31 observed dry minus 25 expected dry = 6
6 squared = 36
36 divided by expected frequency E = 36/25 = 1.44

The other two categories gave values of 0.27 and 6.4. The total adds up to 8.11, which is the chi-square value.

Degrees of freedom

The number of degrees of freedom is always one less than the number of O vs. E categories. Since there were three categories, you have two degrees of freedom.

Table of critical values

A table of percentage points of the Chi-Square distribution lists numbers called critical values. Compare your value with the tabled values for your number of degrees of freedom. If your value exceeds the tabled value for the probability of 95% (p < 0.05) then the null hypothesis is rejected. In this example the null hypothesis is that soil type has no influence on the distribution of pines. Note that a null hypothesis is the conclusion that there is no effect, no change, nothing happening – the word "null" tells the story.

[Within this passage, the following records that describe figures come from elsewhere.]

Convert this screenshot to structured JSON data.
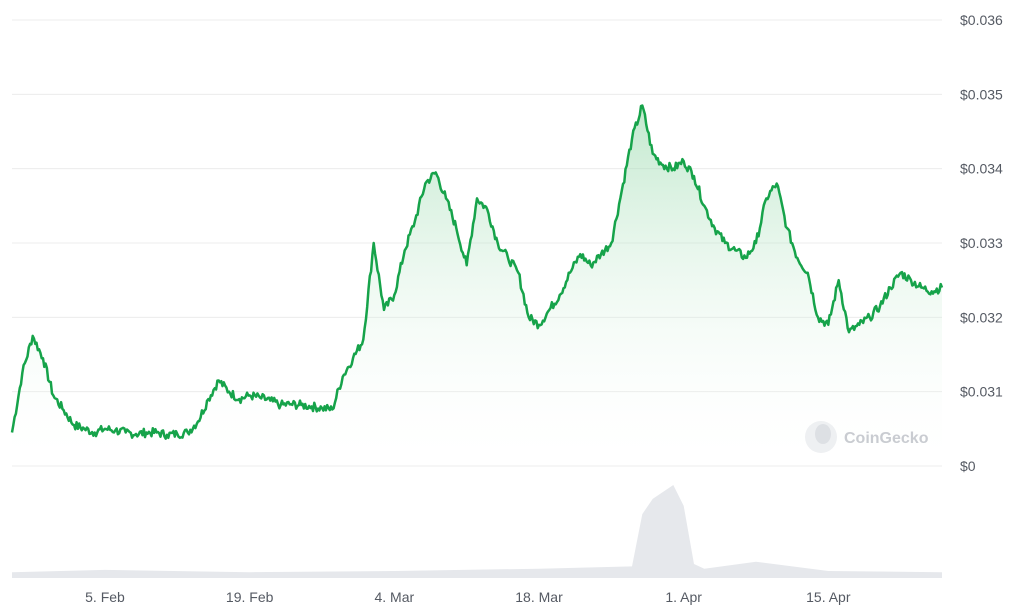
{
  "chart_data": {
    "type": "area",
    "title": "",
    "xlabel": "",
    "ylabel": "",
    "watermark": "CoinGecko",
    "grid": true,
    "legend": "none",
    "y_axis_side": "right",
    "y_tick_labels": [
      "$0.036",
      "$0.035",
      "$0.034",
      "$0.033",
      "$0.032",
      "$0.031",
      "$0"
    ],
    "y_ticks": [
      0.036,
      0.035,
      0.034,
      0.033,
      0.032,
      0.031,
      0.03
    ],
    "ylim": [
      0.03,
      0.036
    ],
    "x_tick_labels": [
      "5. Feb",
      "19. Feb",
      "4. Mar",
      "18. Mar",
      "1. Apr",
      "15. Apr"
    ],
    "x_tick_dates": [
      "2024-02-05",
      "2024-02-19",
      "2024-03-04",
      "2024-03-18",
      "2024-04-01",
      "2024-04-15"
    ],
    "xlim": [
      "2024-01-27",
      "2024-04-26"
    ],
    "colors": {
      "line": "#16a34a",
      "area_top": "#8ed6a4",
      "area_bottom": "#ffffff",
      "volume": "#e6e8ec"
    },
    "series": [
      {
        "values_x": [
          "2024-01-27",
          "2024-01-28",
          "2024-01-29",
          "2024-01-30",
          "2024-01-31",
          "2024-02-01",
          "2024-02-02",
          "2024-02-03",
          "2024-02-04",
          "2024-02-05",
          "2024-02-06",
          "2024-02-07",
          "2024-02-08",
          "2024-02-09",
          "2024-02-10",
          "2024-02-11",
          "2024-02-12",
          "2024-02-13",
          "2024-02-14",
          "2024-02-15",
          "2024-02-16",
          "2024-02-17",
          "2024-02-18",
          "2024-02-19",
          "2024-02-20",
          "2024-02-21",
          "2024-02-22",
          "2024-02-23",
          "2024-02-24",
          "2024-02-25",
          "2024-02-26",
          "2024-02-27",
          "2024-02-28",
          "2024-02-29",
          "2024-03-01",
          "2024-03-02",
          "2024-03-03",
          "2024-03-04",
          "2024-03-05",
          "2024-03-06",
          "2024-03-07",
          "2024-03-08",
          "2024-03-09",
          "2024-03-10",
          "2024-03-11",
          "2024-03-12",
          "2024-03-13",
          "2024-03-14",
          "2024-03-15",
          "2024-03-16",
          "2024-03-17",
          "2024-03-18",
          "2024-03-19",
          "2024-03-20",
          "2024-03-21",
          "2024-03-22",
          "2024-03-23",
          "2024-03-24",
          "2024-03-25",
          "2024-03-26",
          "2024-03-27",
          "2024-03-28",
          "2024-03-29",
          "2024-03-30",
          "2024-03-31",
          "2024-04-01",
          "2024-04-02",
          "2024-04-03",
          "2024-04-04",
          "2024-04-05",
          "2024-04-06",
          "2024-04-07",
          "2024-04-08",
          "2024-04-09",
          "2024-04-10",
          "2024-04-11",
          "2024-04-12",
          "2024-04-13",
          "2024-04-14",
          "2024-04-15",
          "2024-04-16",
          "2024-04-17",
          "2024-04-18",
          "2024-04-19",
          "2024-04-20",
          "2024-04-21",
          "2024-04-22",
          "2024-04-23",
          "2024-04-24",
          "2024-04-25",
          "2024-04-26"
        ],
        "values": [
          0.03045,
          0.03125,
          0.03175,
          0.03145,
          0.03095,
          0.03075,
          0.03055,
          0.0305,
          0.03045,
          0.0305,
          0.03048,
          0.03045,
          0.03043,
          0.03045,
          0.03045,
          0.03042,
          0.03043,
          0.03045,
          0.0306,
          0.0309,
          0.03115,
          0.031,
          0.0309,
          0.03095,
          0.03092,
          0.03088,
          0.03082,
          0.03083,
          0.03082,
          0.0308,
          0.03078,
          0.03076,
          0.0312,
          0.03145,
          0.0317,
          0.033,
          0.0321,
          0.0323,
          0.0329,
          0.0333,
          0.0338,
          0.03395,
          0.0336,
          0.0332,
          0.0327,
          0.0336,
          0.03345,
          0.033,
          0.0328,
          0.0326,
          0.032,
          0.0319,
          0.0321,
          0.0323,
          0.0326,
          0.03285,
          0.0327,
          0.03285,
          0.033,
          0.0337,
          0.0344,
          0.03485,
          0.0342,
          0.03405,
          0.034,
          0.0341,
          0.0339,
          0.0335,
          0.0332,
          0.033,
          0.0329,
          0.0328,
          0.033,
          0.0336,
          0.0338,
          0.0332,
          0.0328,
          0.0326,
          0.032,
          0.0319,
          0.0325,
          0.0318,
          0.0319,
          0.032,
          0.03215,
          0.0324,
          0.0326,
          0.0325,
          0.0324,
          0.03235,
          0.0324
        ]
      }
    ],
    "volume": {
      "values_x": [
        "2024-01-27",
        "2024-02-05",
        "2024-02-19",
        "2024-03-04",
        "2024-03-18",
        "2024-03-27",
        "2024-03-28",
        "2024-03-29",
        "2024-03-31",
        "2024-04-01",
        "2024-04-02",
        "2024-04-03",
        "2024-04-08",
        "2024-04-15",
        "2024-04-26"
      ],
      "values": [
        5,
        7,
        5,
        6,
        8,
        10,
        55,
        68,
        80,
        62,
        12,
        8,
        14,
        6,
        5
      ]
    }
  }
}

In the example, your value of 8.11 exceeded the tabled value of 5.991 for 2 degrees of freedom, 95% probability, therefore you can safely reject the null hypothesis. In fact, your value also exceeded the tabled value for 97.5% (p < 0.025), but not 99% (p < 0.01). Therefore you can say you reject the null hypothesis with a confidence level of p < 0.025. The p value is always the probability that the distribution you saw was due to chance alone, and it is the p-value that is usually reported.

Summary

To conduct a chi-square goodness-of-fit test:

  1. Divide your measurements into categories, which can be qualitative characteristics or ranges of numbers.
  2. Determine the percent of measurements that should fall into each category, if the null hypothesis is to be supported.
  3. Determine the expected number of measurements in each category among your test samples, based on those percentages.
  4. List the observed number of measurements for each category.
  5. Obtain [(O-E) squared]/E for each category.
  6. Add up each separate result to get the chi-square value.
  7. Degrees of freedom = number categories minus one.
  8. Find the tabled value for 95% (p < 0.05) corresponding to your degrees of freedom.
  9. Determine if the chi-squared statistic exceeds the tabled value.
  10. If the null hypothesis is rejected, see if it can also be rejected at a lower probability value.